Donald, ao vê-la, detalhou-a como havia feito no dia anterior, aparentemente ela estava mais bonita hoje, embora houvesse mais olheiras.

"Olá, linda, como você está?", ele perguntou com um sorriso largo e amigável, que alcançou os olhos dela.

"Um pouco sonolenta, mas aqui estou", respondeu ela.

"E isso, que você está com sono?", ele perguntou, sorrindo com ela, enquanto falava sem filtro. Quando ela sorriu, Yves sentiu algo se movendo dentro dela, na altura do abdômen, do lado esquerdo, ela podia jurar que eram borboletas tremulando dentro dela.

"Passei o resto do dia de ontem e a noite toda no hospital com minha mãe", respondeu ela, olhando-o nos olhos.

Ele se aproximou dela, pegou-a pela mão e a levou até uma mesa com um suculento café da manhã para dois. Ele lhe perguntou:

"E quanto a isso? E quanto à sua mãe? Você deveria ter me ligado."

"Você fez tanto por mim ontem que era impossível me incomodar novamente", disse ela, agradecida.

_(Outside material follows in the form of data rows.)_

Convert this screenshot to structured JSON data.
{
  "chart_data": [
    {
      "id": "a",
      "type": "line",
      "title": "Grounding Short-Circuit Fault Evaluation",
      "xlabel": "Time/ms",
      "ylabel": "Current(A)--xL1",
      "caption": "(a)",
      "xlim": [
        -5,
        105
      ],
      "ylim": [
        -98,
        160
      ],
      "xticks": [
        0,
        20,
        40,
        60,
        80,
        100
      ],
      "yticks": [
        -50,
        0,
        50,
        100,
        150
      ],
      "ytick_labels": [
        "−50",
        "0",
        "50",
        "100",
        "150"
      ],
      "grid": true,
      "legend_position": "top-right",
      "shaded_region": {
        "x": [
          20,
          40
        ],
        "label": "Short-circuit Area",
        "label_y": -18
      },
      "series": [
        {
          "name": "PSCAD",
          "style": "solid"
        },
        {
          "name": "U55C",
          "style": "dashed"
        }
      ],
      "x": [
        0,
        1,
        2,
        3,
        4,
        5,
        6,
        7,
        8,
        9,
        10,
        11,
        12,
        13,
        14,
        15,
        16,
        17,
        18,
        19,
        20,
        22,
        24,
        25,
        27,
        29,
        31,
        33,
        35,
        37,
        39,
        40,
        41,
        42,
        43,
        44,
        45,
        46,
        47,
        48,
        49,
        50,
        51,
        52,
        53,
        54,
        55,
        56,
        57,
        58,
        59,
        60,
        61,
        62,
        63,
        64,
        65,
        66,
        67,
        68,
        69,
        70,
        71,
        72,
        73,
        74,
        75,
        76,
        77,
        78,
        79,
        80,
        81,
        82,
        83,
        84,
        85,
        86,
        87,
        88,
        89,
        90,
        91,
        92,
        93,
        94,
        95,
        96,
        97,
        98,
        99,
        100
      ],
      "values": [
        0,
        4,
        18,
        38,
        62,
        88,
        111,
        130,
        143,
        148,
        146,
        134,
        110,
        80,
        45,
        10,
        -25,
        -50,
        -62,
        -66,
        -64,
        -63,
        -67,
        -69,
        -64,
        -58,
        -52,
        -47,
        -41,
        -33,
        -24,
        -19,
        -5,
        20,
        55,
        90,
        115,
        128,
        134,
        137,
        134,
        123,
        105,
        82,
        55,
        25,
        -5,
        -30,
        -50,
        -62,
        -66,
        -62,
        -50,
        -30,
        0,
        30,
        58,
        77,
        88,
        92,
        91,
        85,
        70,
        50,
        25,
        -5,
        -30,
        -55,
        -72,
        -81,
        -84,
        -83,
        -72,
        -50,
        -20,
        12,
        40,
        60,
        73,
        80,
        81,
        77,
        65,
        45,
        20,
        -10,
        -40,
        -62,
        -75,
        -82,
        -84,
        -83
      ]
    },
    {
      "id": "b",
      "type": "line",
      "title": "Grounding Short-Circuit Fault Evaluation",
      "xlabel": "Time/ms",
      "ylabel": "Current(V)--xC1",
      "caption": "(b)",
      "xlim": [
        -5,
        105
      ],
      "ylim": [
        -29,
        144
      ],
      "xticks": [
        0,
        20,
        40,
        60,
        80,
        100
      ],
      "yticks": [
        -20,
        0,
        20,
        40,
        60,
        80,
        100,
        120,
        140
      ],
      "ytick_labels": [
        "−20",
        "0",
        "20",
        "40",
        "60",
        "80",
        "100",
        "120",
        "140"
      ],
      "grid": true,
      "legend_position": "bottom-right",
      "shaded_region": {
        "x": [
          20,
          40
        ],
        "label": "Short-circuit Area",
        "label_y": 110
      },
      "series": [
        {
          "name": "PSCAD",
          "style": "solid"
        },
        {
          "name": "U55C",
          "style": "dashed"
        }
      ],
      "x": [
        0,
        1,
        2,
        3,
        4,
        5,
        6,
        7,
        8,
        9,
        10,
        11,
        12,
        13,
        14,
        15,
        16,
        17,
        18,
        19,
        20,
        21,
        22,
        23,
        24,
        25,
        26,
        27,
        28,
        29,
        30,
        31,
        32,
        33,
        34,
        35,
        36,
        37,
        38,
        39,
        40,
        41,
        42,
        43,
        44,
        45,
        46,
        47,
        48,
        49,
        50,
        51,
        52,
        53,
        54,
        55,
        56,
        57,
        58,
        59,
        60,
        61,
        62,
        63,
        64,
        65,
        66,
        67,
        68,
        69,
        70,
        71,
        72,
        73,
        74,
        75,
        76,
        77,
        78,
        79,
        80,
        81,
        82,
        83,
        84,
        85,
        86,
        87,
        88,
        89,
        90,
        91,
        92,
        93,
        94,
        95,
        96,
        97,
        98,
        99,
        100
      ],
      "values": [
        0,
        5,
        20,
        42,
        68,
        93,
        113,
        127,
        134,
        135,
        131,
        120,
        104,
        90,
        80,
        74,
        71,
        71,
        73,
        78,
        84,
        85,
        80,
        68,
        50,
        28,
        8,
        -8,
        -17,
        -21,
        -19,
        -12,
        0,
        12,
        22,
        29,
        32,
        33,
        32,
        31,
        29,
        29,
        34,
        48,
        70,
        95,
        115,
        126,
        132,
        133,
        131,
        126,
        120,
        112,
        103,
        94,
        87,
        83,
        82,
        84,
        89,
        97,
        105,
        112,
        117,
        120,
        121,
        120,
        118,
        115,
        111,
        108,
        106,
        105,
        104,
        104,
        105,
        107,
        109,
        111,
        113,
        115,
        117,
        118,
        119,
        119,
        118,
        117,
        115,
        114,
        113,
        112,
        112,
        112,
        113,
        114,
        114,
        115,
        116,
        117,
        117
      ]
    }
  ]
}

Ele a ajudou a se sentar, depois se sentou, pegou o guardanapo, desdobrou-o e o colocou no colo dela. Ela, observando seus movimentos, imitou-o exatamente como ele fazia, para evitar cometer um erro, pois nunca havia comido em um restaurante na vida, muito menos em uma refeição particular para dois.

Enquanto ele a servia, ela contou tudo o que havia vivido com a mãe, desde o momento em que a deixou no quarto onde mora até como ela havia passado a noite. Ele estava preocupado com a situação em que ela e a mãe estavam.

"Esse diagnóstico médico que lhe foi dado é confiável?"

"Com certeza. Nunca tive, nem nunca terei dinheiro que possa ser tirado de mim para me dar um diagnóstico errado, além disso, todos os pacientes do Dr. Miller o consideram uma eminência e tão bom quanto seu pai".

"O oncologista? Se for ele, é verdade, tanto o pai quanto o filho são muito bons." Ele confirmou. Ela assentiu com a cabeça.

Donald sentiu algo especial por Yves, acima de tudo um desejo imenso de protegê-la, de ajudá-la, como fazia com tantas pessoas em suas viagens, desejou-lhe bom apetite e que ela aproveitasse a refeição, para que pudessem então conversar sobre o assunto pelo qual ele a fizera vir ao seu escritório?